Le livre d'Antonio Albanese, publié aux éditions de L'Age d'Homme ici, a la vertu de nous amener à nous interroger sur les correspondances qui existent entre la réalité et la fiction. Après avoir lu ce livre, nous atteignons ce but, avoué par l'auteur. Nous ne savons plus vraiment où nous en sommes et nous nous demandons d'ailleurs si l'auteur sait lui-même où il en est.
Il y a au moins en effet un livre dans ce livre. Luc, le narrateur, est critique d'art et s'est mis en tête d'écrire un roman policier. Il nous en explique la genèse et nous en donne de larges extraits, tout au long du récit. Depuis trois ans il a la garde de sa fille, sept ans, sa femme ayant mis les voiles vers le Nouveau Monde. Cette situation personnelle n'est pas sans influence sur sa façon de vivre et d'écrire, et surtout de se représenter la réalité à travers la fiction.
Avec ses deux amis, Marc et Mathieu, il forme un trio d'hommes tout à fait représentatifs de notre époque. Marc est professseur de philosophie dans un lycée, où il séduit ses étudiantes pour une durée courte et quasiment déterminée à l'avance. Mathieu n'en finit pas d'achever une thèse sur le mythe des origines et vit aux crochets de sa femme, brillante universitaire, mais frigide. Depuis son divorce, Luc est un homme couvert de femmes qu'il pêche au café du Grancy, situé place Monge à Paris, quartier général du trio, qui s'y retrouve chaque semaine pour refaire le monde, grâce à la magie des mots, leur spécialité en quelque sorte professionnelle.
Un critique d'art qui écrit un roman policier ne peut pas échapper complètement à l'univers dans lequel il se livre à des écrits de commande. Aussi le lecteur n'est-il pas surpris que les tableaux occupent une place de choix dans l'intrigue haletante qu'il échafaude.

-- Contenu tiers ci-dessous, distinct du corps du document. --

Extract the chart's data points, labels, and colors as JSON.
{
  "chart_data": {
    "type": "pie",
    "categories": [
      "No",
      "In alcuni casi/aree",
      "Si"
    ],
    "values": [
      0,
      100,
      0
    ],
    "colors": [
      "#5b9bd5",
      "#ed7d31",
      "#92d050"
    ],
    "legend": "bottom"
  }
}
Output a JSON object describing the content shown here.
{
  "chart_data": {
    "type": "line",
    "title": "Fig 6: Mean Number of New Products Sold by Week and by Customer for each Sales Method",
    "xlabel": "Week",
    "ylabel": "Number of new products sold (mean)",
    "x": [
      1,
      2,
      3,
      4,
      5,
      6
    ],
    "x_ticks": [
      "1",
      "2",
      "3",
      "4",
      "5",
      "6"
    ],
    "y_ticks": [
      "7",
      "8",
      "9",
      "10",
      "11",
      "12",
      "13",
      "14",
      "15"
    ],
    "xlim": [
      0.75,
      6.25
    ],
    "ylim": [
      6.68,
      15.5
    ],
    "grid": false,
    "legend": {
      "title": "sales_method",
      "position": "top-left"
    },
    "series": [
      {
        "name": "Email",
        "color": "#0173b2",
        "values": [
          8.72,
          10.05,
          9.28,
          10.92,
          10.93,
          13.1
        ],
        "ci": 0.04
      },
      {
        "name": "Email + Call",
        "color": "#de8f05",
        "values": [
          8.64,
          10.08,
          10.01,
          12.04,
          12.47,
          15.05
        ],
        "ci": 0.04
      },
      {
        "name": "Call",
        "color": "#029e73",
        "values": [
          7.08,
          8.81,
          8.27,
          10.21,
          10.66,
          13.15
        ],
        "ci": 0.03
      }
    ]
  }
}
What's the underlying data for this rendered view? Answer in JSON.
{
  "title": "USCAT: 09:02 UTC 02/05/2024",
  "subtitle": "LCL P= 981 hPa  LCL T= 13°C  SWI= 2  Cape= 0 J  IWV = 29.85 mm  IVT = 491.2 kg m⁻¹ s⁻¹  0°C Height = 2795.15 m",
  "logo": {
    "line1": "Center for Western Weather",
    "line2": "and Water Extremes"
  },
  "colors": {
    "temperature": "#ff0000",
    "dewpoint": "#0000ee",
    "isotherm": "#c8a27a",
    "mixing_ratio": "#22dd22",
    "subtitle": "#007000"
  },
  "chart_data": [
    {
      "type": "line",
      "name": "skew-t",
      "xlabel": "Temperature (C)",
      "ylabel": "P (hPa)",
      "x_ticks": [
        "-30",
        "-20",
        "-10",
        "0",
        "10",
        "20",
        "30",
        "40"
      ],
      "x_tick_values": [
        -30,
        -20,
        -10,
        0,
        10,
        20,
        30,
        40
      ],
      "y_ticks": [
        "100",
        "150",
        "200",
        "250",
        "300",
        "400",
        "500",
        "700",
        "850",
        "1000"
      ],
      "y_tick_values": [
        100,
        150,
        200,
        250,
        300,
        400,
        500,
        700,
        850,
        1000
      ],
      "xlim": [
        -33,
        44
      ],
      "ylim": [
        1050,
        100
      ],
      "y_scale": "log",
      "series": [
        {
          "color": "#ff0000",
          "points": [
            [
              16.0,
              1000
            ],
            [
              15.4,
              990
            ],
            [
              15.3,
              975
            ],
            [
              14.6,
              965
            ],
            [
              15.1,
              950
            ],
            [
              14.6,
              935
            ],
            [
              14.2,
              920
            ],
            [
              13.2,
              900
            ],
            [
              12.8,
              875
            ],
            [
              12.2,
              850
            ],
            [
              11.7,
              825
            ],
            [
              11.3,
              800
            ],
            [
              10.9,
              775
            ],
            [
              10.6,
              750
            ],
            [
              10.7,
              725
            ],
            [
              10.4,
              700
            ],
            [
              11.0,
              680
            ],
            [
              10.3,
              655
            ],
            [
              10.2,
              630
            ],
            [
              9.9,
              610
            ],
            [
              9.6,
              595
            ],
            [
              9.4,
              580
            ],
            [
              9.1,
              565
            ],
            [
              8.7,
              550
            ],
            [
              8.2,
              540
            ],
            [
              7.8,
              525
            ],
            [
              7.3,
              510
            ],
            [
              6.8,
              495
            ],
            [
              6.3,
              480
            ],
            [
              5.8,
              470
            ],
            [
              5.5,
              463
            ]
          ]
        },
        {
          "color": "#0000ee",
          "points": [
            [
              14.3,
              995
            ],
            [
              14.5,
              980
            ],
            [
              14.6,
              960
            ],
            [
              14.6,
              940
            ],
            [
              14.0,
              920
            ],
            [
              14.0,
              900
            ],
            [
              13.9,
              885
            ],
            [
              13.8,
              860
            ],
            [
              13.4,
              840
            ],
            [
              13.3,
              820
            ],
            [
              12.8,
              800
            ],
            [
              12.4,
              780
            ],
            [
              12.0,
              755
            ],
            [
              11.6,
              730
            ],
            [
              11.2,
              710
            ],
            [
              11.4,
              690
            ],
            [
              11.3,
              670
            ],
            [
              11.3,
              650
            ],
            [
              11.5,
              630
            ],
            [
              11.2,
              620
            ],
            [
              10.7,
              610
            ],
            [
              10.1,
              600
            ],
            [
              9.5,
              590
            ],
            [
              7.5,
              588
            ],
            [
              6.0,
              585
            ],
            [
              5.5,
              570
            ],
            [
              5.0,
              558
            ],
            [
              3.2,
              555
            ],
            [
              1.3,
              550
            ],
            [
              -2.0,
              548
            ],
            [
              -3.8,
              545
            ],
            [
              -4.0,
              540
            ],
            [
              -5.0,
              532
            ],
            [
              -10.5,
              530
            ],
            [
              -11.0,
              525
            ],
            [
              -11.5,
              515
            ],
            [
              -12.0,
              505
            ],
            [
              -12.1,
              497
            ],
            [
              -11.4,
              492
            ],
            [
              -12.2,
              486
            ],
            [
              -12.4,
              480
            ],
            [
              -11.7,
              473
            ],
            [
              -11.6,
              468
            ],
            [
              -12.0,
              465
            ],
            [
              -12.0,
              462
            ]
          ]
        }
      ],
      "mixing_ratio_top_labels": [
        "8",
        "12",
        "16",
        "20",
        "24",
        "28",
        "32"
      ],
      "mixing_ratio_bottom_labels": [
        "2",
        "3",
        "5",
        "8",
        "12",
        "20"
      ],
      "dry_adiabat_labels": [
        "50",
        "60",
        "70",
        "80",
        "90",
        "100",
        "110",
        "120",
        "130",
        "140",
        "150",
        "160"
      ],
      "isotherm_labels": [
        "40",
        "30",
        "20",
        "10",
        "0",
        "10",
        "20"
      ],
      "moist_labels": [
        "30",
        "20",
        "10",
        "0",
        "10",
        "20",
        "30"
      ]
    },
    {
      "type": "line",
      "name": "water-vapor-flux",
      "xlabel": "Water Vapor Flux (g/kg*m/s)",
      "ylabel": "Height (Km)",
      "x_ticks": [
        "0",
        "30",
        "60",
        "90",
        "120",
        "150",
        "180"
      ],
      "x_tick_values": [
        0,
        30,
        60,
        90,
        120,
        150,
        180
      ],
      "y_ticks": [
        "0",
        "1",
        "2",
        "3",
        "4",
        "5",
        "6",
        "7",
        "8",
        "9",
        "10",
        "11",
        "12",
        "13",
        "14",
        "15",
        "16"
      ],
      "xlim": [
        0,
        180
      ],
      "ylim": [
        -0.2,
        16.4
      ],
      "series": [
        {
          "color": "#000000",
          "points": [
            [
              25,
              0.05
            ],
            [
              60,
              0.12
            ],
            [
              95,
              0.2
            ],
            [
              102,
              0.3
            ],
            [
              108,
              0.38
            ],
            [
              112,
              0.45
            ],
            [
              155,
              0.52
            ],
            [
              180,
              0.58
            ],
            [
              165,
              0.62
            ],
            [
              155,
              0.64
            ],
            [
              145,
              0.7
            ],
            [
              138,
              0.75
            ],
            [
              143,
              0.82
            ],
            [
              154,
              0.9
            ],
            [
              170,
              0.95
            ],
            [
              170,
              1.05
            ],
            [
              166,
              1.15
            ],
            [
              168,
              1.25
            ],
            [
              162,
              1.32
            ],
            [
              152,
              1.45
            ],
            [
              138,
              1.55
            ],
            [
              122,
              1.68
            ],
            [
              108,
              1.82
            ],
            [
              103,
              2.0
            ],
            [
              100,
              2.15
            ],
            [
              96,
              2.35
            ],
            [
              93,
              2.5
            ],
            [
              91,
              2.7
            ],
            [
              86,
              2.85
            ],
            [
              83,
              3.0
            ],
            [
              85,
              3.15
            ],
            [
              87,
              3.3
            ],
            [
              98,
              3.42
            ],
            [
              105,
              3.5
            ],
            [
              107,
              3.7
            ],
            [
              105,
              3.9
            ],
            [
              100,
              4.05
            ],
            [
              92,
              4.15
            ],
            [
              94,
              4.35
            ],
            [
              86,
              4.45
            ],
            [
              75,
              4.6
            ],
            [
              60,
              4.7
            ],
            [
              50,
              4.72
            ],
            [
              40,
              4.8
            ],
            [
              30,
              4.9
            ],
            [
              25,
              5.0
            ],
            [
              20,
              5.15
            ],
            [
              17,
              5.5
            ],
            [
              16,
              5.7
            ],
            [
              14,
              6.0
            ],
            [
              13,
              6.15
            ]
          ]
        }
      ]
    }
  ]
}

Comme le titre du livre l'indique, de même que les reproductions de la couverture, La Chute de l'Homme du Tintoret, et du dos, La Tentation de Bouguereau, la pomme tendue d'un personnage à un autre - sans négliger le rôle de la composition de ces oeuvres picturales - y revêt une importance capitale, qui ne se dément pas, tout au long de l'histoire, jusqu'au dénouement.
Tout romancier de bon aloi est confronté à un phénomène inévitable, auquel conduit l'écriture. L'intrigue qu'il croyait maîtriser, à la fin, lui échappe. Au début Luc transpose littéralement ce qu'il vit, puis il en vient à créer un monde rêvé, bien à lui, tout rempli de ses fantasmes. Ses personnages, qui ressemblent à des personnes de son entourage, prennent peu à peu leur autonomie. Dans La Chute de l'Homme le phénomène prend des proportions inédites puisqu'il est double, comme l'intrigue est double, comme les personnages sont doubles, comme il y a deux romans. Il y a alors ce qu'Antonio Albanese appelle "une mise en abyme" :
"Le vertige menace, et du vertige à la chute, il n'y a qu'un pas".
Au bout d'un certain temps le vertige de l'écrivain devient difficilement supportable. Au début sa fiction romanesque très naturellement suivait sa réalité. A sa grande surprise, la seconde finit par précéder la première, par s'avérer prémonitoire. Il y a de quoi se demander si sa réalité n'était pas après tout qu'une illusion. La chute du livre sur le livre - ou la chute du livre ? - lui prouvera que cette intuition était la bonne et que jusque là il s'était révélé incapable de discerner le vrai du faux, toujours en raison de la magie des mots qui vous induisent en erreur :
"Si ma fiction avait remplacé ma réalité, c'est que cette réalité était une erreur, un mensonge. Le récit, lui, ne ment pas." dit le narrateur en fin de parcours.
Tous les protagonistes, dont les prénoms sont ceux des auteurs des évangiles synoptiques, finissent par chuter aussi bien dans le récit que dans le roman policier. Sans dévoiler la fin des deux livres qui se répondent, écrits d'une plume alerte et captivante, il faut tout de même rassurer le lecteur. Après une chute, il y a toujours moyen de panser ses blessures et de se trouver une consolation. C'est du moins ce qu'Antonio Albanese nous laisse espérer, en permettant au lecteur de devenir à son tour auteur et d'imaginer la suite.
Francis Richard
La Chute de L'homme s'est vu décerné le Prix des Auditeurs 2010 de la Radio Suisse Romande.